Regarder Gilles Kepel se faire interviewer est comme regarder un film à l’eau de rose, en l’occurrence ici, il s’agit de la folle histoire d’amour entre un homme et ses thèses. Alors plus idéologue que positiviste Gilles Kepel ? Une question à laquelle les trois blogueuses et blogueurs Balla, Pegah et Latifa ont tenté de répondre en l’interpellant sur des faits, des réalités et des expériences vécues.
L’exercice consistant à interroger un professeur de faculté et un politologue n’est pas habituel pour le BBC, mais permet de pouvoir discuter sur l’Islam d’une manière sensée et sereine dégagé d’une tentation de raccourcis réducteurs. Expliquer, comprendre le phénomène de radicalisation sans forcement l’excuser ou le justifier, mais pour mieux le cerner et cibler le problème à sa racine.
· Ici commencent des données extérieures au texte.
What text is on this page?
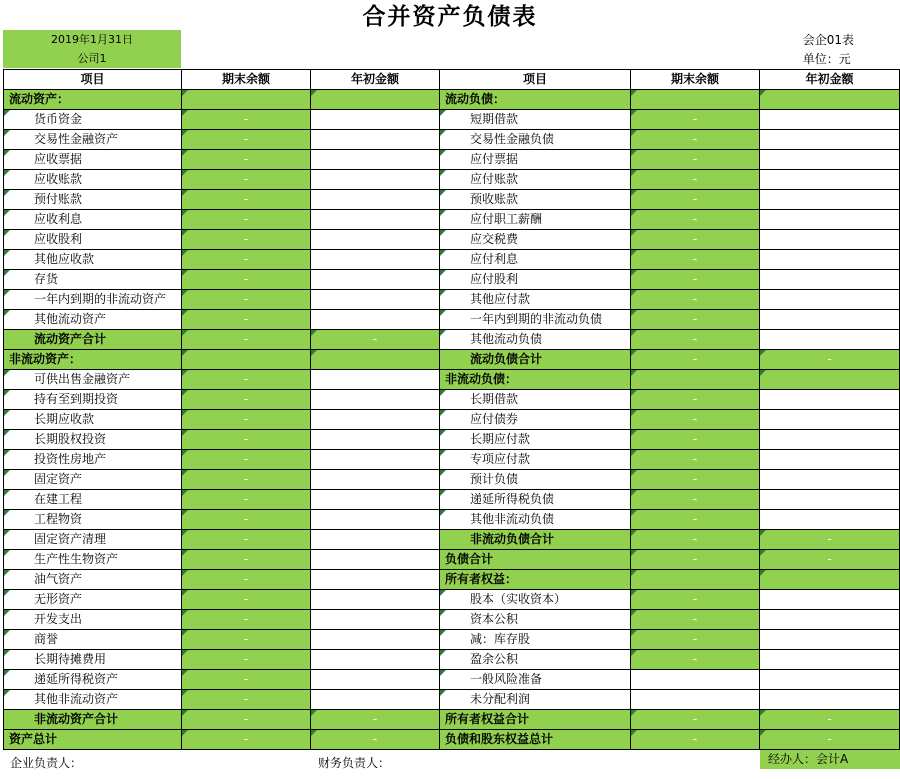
合并资产负债表
2019年1月31日
公司1
会企01表
单位：元
项目	期末余额	年初金额	项目	期末余额	年初金额
流动资产：			流动负债：		
货币资金	-		短期借款	-	
交易性金融资产	-		交易性金融负债	-	
应收票据	-		应付票据	-	
应收账款	-		应付账款	-	
预付账款	-		预收账款	-	
应收利息	-		应付职工薪酬	-	
应收股利	-		应交税费	-	
其他应收款	-		应付利息	-	
存货	-		应付股利	-	
一年内到期的非流动资产	-		其他应付款	-	
其他流动资产	-		一年内到期的非流动负债	-	
流动资产合计	-	-	其他流动负债	-	
非流动资产：			流动负债合计	-	-
可供出售金融资产	-		非流动负债：		
持有至到期投资	-		长期借款	-	
长期应收款	-		应付债券	-	
长期股权投资	-		长期应付款	-	
投资性房地产	-		专项应付款	-	
固定资产	-		预计负债	-	
在建工程	-		递延所得税负债	-	
工程物资	-		其他非流动负债	-	
固定资产清理	-		非流动负债合计	-	-
生产性生物资产	-		负债合计	-	-
油气资产	-		所有者权益：		
无形资产	-		股本（实收资本）	-	
开发支出	-		资本公积	-	
商誉	-		减：库存股	-	
长期待摊费用	-		盈余公积	-	
递延所得税资产	-		一般风险准备		
其他非流动资产	-		未分配利润		
非流动资产合计	-	-	所有者权益合计	-	-
资产总计	-	-	负债和股东权益总计	-	-
企业负责人：	财务负责人：	经办人：会计A
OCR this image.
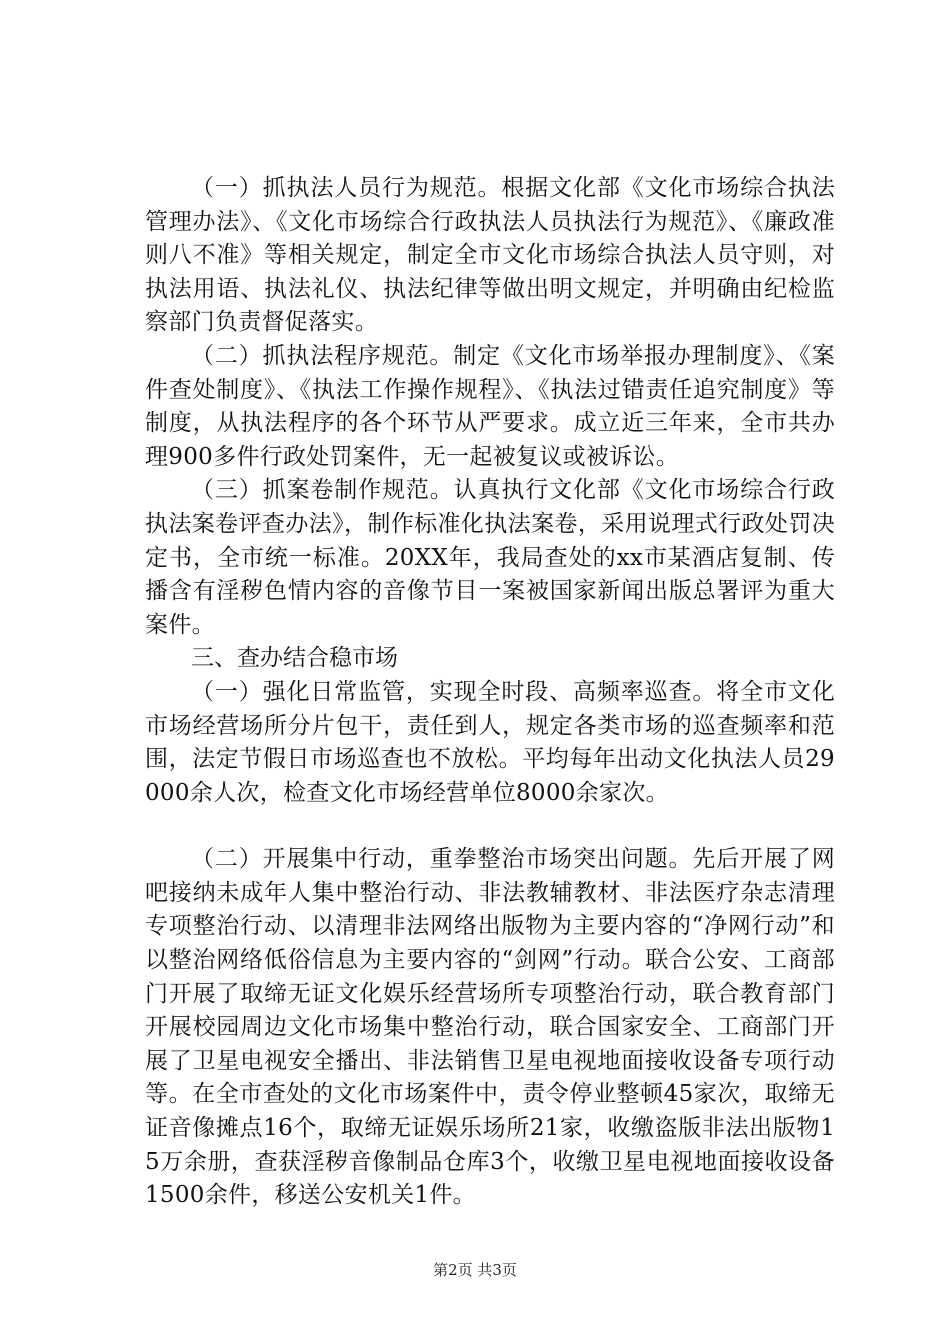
（一）抓执法人员行为规范。根据文化部《文化市场综合执法管理办法》、《文化市场综合行政执法人员执法行为规范》、《廉政准则八不准》等相关规定，制定全市文化市场综合执法人员守则，对执法用语、执法礼仪、执法纪律等做出明文规定，并明确由纪检监察部门负责督促落实。

（二）抓执法程序规范。制定《文化市场举报办理制度》、《案件查处制度》、《执法工作操作规程》、《执法过错责任追究制度》等制度，从执法程序的各个环节从严要求。成立近三年来，全市共办理900多件行政处罚案件，无一起被复议或被诉讼。

（三）抓案卷制作规范。认真执行文化部《文化市场综合行政执法案卷评查办法》，制作标准化执法案卷，采用说理式行政处罚决定书，全市统一标准。20XX年，我局查处的xx市某酒店复制、传播含有淫秽色情内容的音像节目一案被国家新闻出版总署评为重大案件。

三、查办结合稳市场

（一）强化日常监管，实现全时段、高频率巡查。将全市文化市场经营场所分片包干，责任到人，规定各类市场的巡查频率和范围，法定节假日市场巡查也不放松。平均每年出动文化执法人员29000余人次，检查文化市场经营单位8000余家次。

（二）开展集中行动，重拳整治市场突出问题。先后开展了网吧接纳未成年人集中整治行动、非法教辅教材、非法医疗杂志清理专项整治行动、以清理非法网络出版物为主要内容的“净网行动”和以整治网络低俗信息为主要内容的“剑网”行动。联合公安、工商部门开展了取缔无证文化娱乐经营场所专项整治行动，联合教育部门开展校园周边文化市场集中整治行动，联合国家安全、工商部门开展了卫星电视安全播出、非法销售卫星电视地面接收设备专项行动等。在全市查处的文化市场案件中，责令停业整顿45家次，取缔无证音像摊点16个，取缔无证娱乐场所21家，收缴盗版非法出版物15万余册，查获淫秽音像制品仓库3个，收缴卫星电视地面接收设备1500余件，移送公安机关1件。

第2页 共3页
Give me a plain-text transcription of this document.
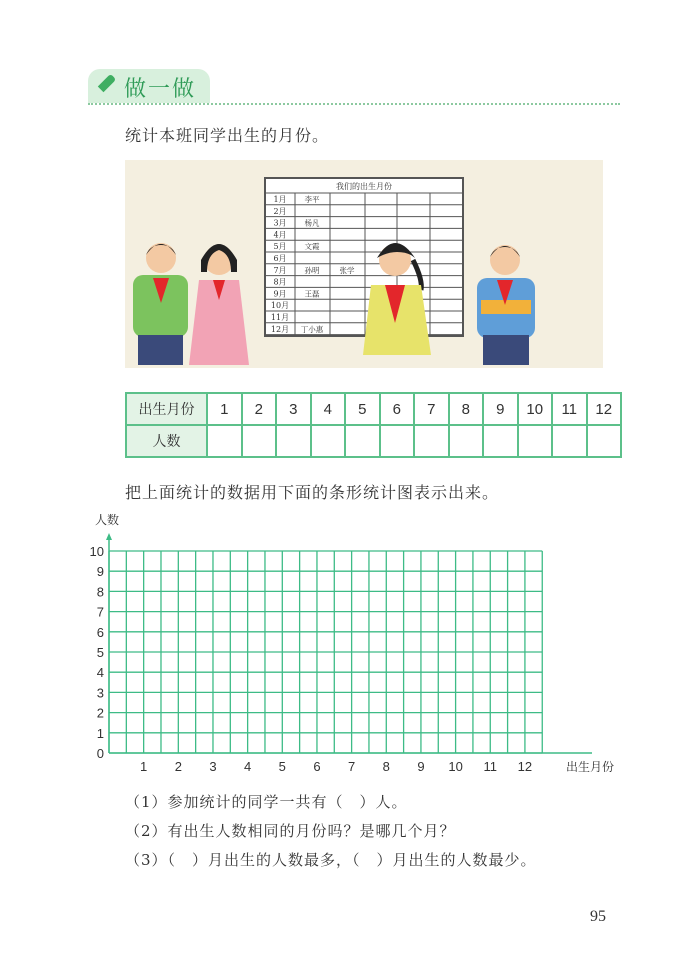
做一做
统计本班同学出生的月份。
我们的出生月份
1月 李平
2月
3月 杨凡
4月
5月 文霞
6月
7月 孙明	张学
8月
9月 王磊
10月
11月
12月 丁小惠
出生月份	1	2	3	4	5	6	7	8	9	10	11	12
人数												
把上面统计的数据用下面的条形统计图表示出来。
0
1
2
3
4
5
6
7
8
9
10
1 2 3 4 5 6 7 8 9 10 11 12	出生月份
人数
（1）参加统计的同学一共有（　）人。
（2）有出生人数相同的月份吗？是哪几个月？
（3）（　）月出生的人数最多，（　）月出生的人数最少。
95
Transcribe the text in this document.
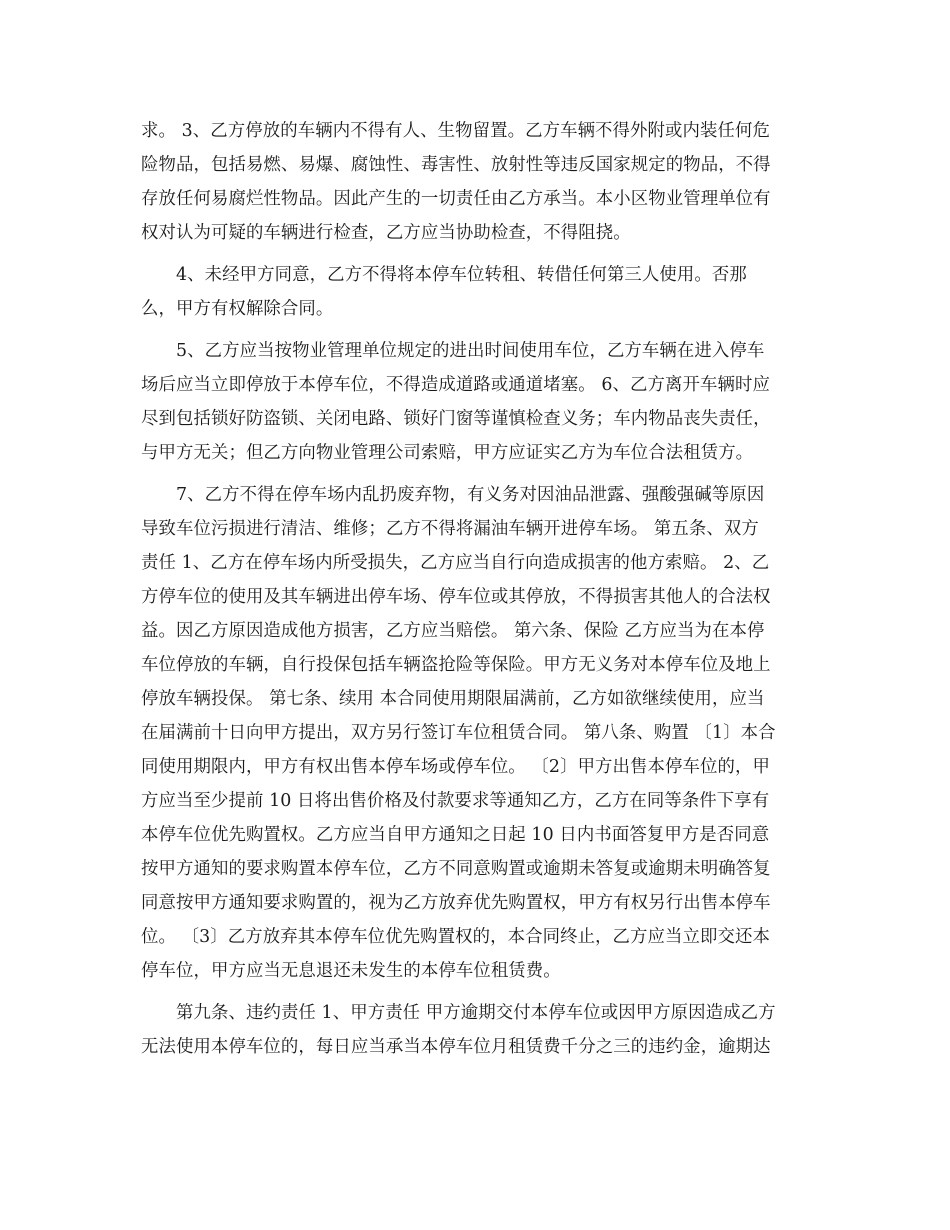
求。 3、乙方停放的车辆内不得有人、生物留置。乙方车辆不得外附或内装任何危
险物品，包括易燃、易爆、腐蚀性、毒害性、放射性等违反国家规定的物品，不得
存放任何易腐烂性物品。因此产生的一切责任由乙方承当。本小区物业管理单位有
权对认为可疑的车辆进行检查，乙方应当协助检查，不得阻挠。
4、未经甲方同意，乙方不得将本停车位转租、转借任何第三人使用。否那
么，甲方有权解除合同。
5、乙方应当按物业管理单位规定的进出时间使用车位，乙方车辆在进入停车
场后应当立即停放于本停车位，不得造成道路或通道堵塞。 6、乙方离开车辆时应
尽到包括锁好防盗锁、关闭电路、锁好门窗等谨慎检查义务；车内物品丧失责任，
与甲方无关；但乙方向物业管理公司索赔，甲方应证实乙方为车位合法租赁方。
7、乙方不得在停车场内乱扔废弃物，有义务对因油品泄露、强酸强碱等原因
导致车位污损进行清洁、维修；乙方不得将漏油车辆开进停车场。 第五条、双方
责任 1、乙方在停车场内所受损失，乙方应当自行向造成损害的他方索赔。 2、乙
方停车位的使用及其车辆进出停车场、停车位或其停放，不得损害其他人的合法权
益。因乙方原因造成他方损害，乙方应当赔偿。 第六条、保险 乙方应当为在本停
车位停放的车辆，自行投保包括车辆盗抢险等保险。甲方无义务对本停车位及地上
停放车辆投保。 第七条、续用 本合同使用期限届满前，乙方如欲继续使用，应当
在届满前十日向甲方提出，双方另行签订车位租赁合同。 第八条、购置 〔1〕本合
同使用期限内，甲方有权出售本停车场或停车位。 〔2〕甲方出售本停车位的，甲
方应当至少提前 10 日将出售价格及付款要求等通知乙方，乙方在同等条件下享有
本停车位优先购置权。乙方应当自甲方通知之日起 10 日内书面答复甲方是否同意
按甲方通知的要求购置本停车位，乙方不同意购置或逾期未答复或逾期未明确答复
同意按甲方通知要求购置的，视为乙方放弃优先购置权，甲方有权另行出售本停车
位。 〔3〕乙方放弃其本停车位优先购置权的，本合同终止，乙方应当立即交还本
停车位，甲方应当无息退还未发生的本停车位租赁费。
第九条、违约责任 1、甲方责任 甲方逾期交付本停车位或因甲方原因造成乙方
无法使用本停车位的，每日应当承当本停车位月租赁费千分之三的违约金，逾期达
Islamophobie, un vocable surexploité
Accablé et étouffé par ce terme qu’il juge surexploité, Gilles Kepel met au bûcher le vocable « islamophobie » qu’il se « refuse d’employer » pour sa part. Selon lui, taxer systématiquement ceux qui s’interroge la religion musulmane d’islamophobe empêche d’avoir une réelle discussion de fond et condamne par des procès d’intention sans réellement débattre. « Le tabou sur l’islamophobie nous empêche de penser ce qui se passe à l’intérieur de l’Islam ». Condamnant fortement les actes islamophobes il décrit les chantres de ce mot comme les entreteneurs d’une position victimaire fondée sur des principes faussés, appuyant par la même occasion que les mots changent en fonction des époques, le terme islamophobie vidé de son sens n’a plus de pertinence. Pourtant selon des chiffres publiés par le gouvernement, le nombre d’actes islamophobes a triplé en 2015.
Le regain d’une haine rétro-coloniale
Gilles Kepel explique la montée en puissance du djihadisme et des actes de barbarie sur notre territoire par l’héritage laissé par le passé colonial français. Il fait un parallèle dans le cas de l’affaire Mohammed Merah entre le cessez-le-feu de la guerre d’Algérie et la tuerie perpétrée devant l’école juive, toutes les deux ayant été mises en œuvre un 19 mars. Mixée à un peu de misère sociale et un sentiment de rejet, cette détestation de la France se transforme en acte odieux lorsqu’elle est habilement instrumentalisée par des recruteurs de l’ombre cherchant de nouvelles recrues dans leur folie. « L’Europe est le ventre mou pour Daech ». Pour Gilles Kepel la stratégie de Daech est d’amener la France à une guerre civile en créant un climat de tension. Cherchant des soutiens, Charlie était une cible parfaite, symbole de la liberté de presse et d’expression, l’hebdomadaire a blessé dans leur foi un grand nombre de musulmans. En s’attaquant à eux, ils cherchent la sympathie et le ralliement, de ceux qui ont été offusqués.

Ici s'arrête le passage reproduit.